Pediatric Department, Faculty of Medicine, Assiut University, Assiut, Egypt.

Abstract

Background: COVID-19 predominantly affected adults but also led to severe cases in children, including multisystem inflammatory syndrome (MIS-C).
Aims: This study analyzed the demographic, clinical, and laboratory factors associated with severe outcomes in pediatric COVID-19 patients.
Methods: A retrospective descriptive study was conducted between January 1st, 2021, and December 31st, 2022, at Assiut University Children's Hospital. The study involved 157 children (≤ 18 years) with RT-PCR-confirmed COVID-19. Of these, 78 had complete clinical data, which were analyzed to identify factors influencing survival.

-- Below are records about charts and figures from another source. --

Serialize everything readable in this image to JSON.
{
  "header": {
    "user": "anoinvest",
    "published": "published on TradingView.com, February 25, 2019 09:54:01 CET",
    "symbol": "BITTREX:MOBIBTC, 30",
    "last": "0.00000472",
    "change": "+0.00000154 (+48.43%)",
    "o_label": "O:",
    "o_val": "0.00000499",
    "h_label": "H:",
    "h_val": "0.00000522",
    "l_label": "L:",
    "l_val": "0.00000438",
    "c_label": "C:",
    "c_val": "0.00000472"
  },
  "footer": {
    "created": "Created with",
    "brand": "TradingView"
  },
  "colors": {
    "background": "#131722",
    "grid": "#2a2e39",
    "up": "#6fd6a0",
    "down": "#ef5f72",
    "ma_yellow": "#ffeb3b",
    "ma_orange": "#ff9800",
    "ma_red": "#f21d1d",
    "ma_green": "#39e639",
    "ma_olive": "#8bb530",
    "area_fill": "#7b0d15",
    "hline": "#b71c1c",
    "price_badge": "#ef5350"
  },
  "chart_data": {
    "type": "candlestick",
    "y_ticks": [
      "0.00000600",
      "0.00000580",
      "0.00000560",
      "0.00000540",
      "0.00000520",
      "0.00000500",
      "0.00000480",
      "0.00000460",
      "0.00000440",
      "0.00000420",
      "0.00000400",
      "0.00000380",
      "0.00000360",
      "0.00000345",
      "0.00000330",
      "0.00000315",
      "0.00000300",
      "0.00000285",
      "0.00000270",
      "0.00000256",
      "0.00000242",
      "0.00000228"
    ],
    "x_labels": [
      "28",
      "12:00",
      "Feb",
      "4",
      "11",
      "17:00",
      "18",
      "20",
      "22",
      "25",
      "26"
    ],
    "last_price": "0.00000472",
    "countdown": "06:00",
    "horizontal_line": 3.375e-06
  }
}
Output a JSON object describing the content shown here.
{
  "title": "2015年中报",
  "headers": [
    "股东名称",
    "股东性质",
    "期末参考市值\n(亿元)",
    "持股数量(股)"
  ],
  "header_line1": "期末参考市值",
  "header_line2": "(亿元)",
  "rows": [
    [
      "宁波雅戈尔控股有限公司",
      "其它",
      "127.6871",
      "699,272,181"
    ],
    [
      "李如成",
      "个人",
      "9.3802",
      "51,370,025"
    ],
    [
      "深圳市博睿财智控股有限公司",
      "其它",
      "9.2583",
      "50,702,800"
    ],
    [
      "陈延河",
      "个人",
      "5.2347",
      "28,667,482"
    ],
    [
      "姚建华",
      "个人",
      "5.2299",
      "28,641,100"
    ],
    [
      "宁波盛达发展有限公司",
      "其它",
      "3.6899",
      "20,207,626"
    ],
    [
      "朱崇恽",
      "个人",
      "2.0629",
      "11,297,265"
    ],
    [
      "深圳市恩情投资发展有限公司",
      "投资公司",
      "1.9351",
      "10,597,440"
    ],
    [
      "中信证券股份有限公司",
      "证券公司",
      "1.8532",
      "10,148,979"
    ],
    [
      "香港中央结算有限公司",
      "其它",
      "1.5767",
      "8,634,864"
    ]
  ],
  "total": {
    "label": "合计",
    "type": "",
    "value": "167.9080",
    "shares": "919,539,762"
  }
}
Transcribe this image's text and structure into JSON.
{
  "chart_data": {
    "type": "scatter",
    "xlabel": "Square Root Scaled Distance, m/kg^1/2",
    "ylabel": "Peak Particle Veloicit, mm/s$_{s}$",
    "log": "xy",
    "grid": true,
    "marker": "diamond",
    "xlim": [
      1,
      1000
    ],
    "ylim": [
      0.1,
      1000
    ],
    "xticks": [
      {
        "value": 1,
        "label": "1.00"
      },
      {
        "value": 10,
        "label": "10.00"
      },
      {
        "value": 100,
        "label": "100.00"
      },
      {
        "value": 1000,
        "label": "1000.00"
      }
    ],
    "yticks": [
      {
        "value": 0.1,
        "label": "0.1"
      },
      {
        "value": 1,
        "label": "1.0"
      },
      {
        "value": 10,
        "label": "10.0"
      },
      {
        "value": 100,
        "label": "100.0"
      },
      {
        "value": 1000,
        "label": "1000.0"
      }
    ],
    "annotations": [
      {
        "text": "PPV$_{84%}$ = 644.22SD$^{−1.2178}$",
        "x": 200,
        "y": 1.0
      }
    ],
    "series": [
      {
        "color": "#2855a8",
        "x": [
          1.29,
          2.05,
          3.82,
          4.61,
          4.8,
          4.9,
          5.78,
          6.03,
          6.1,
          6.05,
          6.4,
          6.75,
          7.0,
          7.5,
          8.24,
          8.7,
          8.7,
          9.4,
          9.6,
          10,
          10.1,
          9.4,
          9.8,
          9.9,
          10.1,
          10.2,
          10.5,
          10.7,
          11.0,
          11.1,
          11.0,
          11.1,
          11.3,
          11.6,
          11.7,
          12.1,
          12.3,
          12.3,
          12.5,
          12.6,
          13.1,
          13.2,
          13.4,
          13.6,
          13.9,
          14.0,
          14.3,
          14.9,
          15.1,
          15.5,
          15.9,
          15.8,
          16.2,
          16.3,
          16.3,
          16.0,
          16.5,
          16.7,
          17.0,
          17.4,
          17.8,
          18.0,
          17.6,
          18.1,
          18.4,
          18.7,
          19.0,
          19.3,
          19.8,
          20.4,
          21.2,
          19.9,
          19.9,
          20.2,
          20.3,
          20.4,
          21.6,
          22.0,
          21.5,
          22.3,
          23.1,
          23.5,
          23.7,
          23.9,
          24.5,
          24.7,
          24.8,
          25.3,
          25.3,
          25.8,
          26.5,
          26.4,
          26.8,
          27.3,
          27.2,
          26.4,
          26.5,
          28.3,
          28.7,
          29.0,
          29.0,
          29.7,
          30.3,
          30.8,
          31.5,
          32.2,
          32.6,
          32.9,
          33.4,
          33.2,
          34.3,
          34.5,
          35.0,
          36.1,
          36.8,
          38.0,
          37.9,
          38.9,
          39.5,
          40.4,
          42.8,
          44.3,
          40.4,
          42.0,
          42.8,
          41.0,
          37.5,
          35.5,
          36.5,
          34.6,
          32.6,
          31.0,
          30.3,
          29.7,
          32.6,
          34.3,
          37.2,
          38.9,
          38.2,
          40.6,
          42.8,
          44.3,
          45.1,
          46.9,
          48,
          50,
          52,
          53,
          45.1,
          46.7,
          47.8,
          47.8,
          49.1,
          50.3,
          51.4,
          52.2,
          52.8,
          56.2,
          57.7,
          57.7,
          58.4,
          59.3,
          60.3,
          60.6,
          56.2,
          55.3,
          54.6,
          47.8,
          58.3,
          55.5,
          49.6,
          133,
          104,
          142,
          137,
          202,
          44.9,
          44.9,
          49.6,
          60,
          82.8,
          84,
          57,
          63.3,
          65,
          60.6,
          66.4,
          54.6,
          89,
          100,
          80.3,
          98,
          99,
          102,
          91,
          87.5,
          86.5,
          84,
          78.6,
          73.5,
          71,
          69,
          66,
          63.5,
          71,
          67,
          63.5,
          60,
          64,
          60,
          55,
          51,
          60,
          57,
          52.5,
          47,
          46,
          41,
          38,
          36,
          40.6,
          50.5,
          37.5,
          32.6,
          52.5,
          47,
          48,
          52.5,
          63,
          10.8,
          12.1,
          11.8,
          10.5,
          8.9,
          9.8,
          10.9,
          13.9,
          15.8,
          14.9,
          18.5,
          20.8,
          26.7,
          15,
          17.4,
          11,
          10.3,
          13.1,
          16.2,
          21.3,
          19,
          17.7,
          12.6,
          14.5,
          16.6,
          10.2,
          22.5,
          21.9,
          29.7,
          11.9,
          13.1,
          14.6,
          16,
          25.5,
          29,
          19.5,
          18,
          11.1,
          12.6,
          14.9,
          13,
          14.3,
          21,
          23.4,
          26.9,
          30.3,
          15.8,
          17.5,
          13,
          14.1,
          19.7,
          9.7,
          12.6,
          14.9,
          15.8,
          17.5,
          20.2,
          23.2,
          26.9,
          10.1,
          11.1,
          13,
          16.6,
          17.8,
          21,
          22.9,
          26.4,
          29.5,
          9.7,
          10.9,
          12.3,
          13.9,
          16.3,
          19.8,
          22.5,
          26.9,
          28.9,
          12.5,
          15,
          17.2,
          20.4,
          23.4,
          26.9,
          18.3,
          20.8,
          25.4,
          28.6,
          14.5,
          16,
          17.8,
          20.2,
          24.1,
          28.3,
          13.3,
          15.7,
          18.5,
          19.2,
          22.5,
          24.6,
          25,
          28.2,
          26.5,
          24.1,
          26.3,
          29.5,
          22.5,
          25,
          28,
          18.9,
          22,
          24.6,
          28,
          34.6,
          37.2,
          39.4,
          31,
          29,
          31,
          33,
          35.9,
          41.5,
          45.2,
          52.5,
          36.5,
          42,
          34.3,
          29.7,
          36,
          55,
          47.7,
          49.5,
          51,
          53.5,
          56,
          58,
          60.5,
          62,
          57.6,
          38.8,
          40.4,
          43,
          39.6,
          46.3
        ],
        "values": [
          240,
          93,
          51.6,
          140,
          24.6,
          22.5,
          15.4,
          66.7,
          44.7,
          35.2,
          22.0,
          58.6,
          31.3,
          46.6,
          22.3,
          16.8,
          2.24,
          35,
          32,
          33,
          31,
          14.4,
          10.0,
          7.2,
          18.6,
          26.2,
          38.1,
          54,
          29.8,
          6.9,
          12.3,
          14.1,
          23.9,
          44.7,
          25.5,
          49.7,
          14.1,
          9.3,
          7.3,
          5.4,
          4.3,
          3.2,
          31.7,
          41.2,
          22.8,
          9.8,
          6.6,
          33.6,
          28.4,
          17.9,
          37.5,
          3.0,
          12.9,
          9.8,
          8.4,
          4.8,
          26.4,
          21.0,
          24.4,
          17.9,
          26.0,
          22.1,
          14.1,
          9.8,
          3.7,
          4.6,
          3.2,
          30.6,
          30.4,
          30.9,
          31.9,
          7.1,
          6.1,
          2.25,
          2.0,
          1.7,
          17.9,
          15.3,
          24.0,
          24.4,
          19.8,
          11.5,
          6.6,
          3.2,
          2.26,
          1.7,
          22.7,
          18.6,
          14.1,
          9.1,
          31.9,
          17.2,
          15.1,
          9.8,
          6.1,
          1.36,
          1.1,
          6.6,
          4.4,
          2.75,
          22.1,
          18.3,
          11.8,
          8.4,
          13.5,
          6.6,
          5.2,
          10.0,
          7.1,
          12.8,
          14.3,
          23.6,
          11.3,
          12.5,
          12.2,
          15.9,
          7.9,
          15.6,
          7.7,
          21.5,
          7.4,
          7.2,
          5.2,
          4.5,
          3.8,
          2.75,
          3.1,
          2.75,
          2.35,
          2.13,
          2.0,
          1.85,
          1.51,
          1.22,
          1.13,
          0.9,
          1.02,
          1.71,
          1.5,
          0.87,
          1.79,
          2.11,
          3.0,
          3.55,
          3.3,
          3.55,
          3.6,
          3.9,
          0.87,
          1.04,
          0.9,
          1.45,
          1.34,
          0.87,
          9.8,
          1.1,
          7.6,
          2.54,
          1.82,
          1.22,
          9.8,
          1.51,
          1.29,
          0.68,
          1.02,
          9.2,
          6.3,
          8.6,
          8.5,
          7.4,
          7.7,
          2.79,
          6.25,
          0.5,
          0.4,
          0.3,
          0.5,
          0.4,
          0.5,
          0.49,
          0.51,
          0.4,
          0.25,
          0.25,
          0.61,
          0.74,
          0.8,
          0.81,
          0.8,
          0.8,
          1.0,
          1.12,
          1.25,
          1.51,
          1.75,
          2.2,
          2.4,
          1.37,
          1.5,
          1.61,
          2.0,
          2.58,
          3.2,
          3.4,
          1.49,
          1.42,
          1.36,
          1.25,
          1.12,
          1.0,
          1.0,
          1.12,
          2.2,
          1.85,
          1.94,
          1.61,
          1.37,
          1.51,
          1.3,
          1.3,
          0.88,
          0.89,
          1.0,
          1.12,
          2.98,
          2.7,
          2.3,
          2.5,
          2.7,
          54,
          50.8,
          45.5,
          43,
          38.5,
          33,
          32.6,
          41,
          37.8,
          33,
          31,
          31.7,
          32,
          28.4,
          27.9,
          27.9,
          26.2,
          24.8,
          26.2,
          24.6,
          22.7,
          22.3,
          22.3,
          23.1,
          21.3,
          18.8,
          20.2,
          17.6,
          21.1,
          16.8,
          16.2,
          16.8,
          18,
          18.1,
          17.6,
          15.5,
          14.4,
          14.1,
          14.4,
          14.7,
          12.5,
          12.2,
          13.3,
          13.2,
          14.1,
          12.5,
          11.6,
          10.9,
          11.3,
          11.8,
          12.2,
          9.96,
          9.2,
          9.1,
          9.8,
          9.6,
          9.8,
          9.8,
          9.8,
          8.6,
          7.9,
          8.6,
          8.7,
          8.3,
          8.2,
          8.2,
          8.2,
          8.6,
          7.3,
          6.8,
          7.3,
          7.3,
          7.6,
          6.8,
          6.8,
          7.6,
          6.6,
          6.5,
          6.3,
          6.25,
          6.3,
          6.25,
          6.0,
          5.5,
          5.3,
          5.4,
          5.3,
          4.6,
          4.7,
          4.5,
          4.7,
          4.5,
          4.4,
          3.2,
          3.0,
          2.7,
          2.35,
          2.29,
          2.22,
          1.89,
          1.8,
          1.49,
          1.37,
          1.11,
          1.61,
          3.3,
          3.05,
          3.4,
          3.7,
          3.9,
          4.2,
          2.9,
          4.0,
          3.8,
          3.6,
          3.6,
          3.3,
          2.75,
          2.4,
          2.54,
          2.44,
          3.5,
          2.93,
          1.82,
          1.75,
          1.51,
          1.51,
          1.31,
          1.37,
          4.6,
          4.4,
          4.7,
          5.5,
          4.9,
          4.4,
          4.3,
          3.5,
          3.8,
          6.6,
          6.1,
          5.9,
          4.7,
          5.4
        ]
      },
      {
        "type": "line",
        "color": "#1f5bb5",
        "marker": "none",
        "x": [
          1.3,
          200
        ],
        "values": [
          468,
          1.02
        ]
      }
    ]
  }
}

Results: The cohort's mean age was 7.2 ± 5.27 years, with school-aged children (29.9%) most affected. The mortality rate was 22.9%. Non-survivors (n=27) had higher rates of comorbidities, including interstitial lung disease, chronic liver disease, and malnutrition. They also exhibited more severe clinical manifestations, such as cyanosis, altered consciousness, and anuria, along with higher rates of severe respiratory distress, elevated inflammatory markers, and multi-organ dysfunction. Radiological findings showed a greater prevalence of CO-RADS 5 in non-survivors, indicating more severe lung involvement.
Conclusion: Pediatric COVID-19 outcomes were influenced by age, comorbidities, and clinical severity. Infants, children with pre-existing comorbidities, and those with severe respiratory distress or multi-organ dysfunction faced higher risks of poor outcomes. Early identification and management of high-risk patients are crucial to improving survival rates.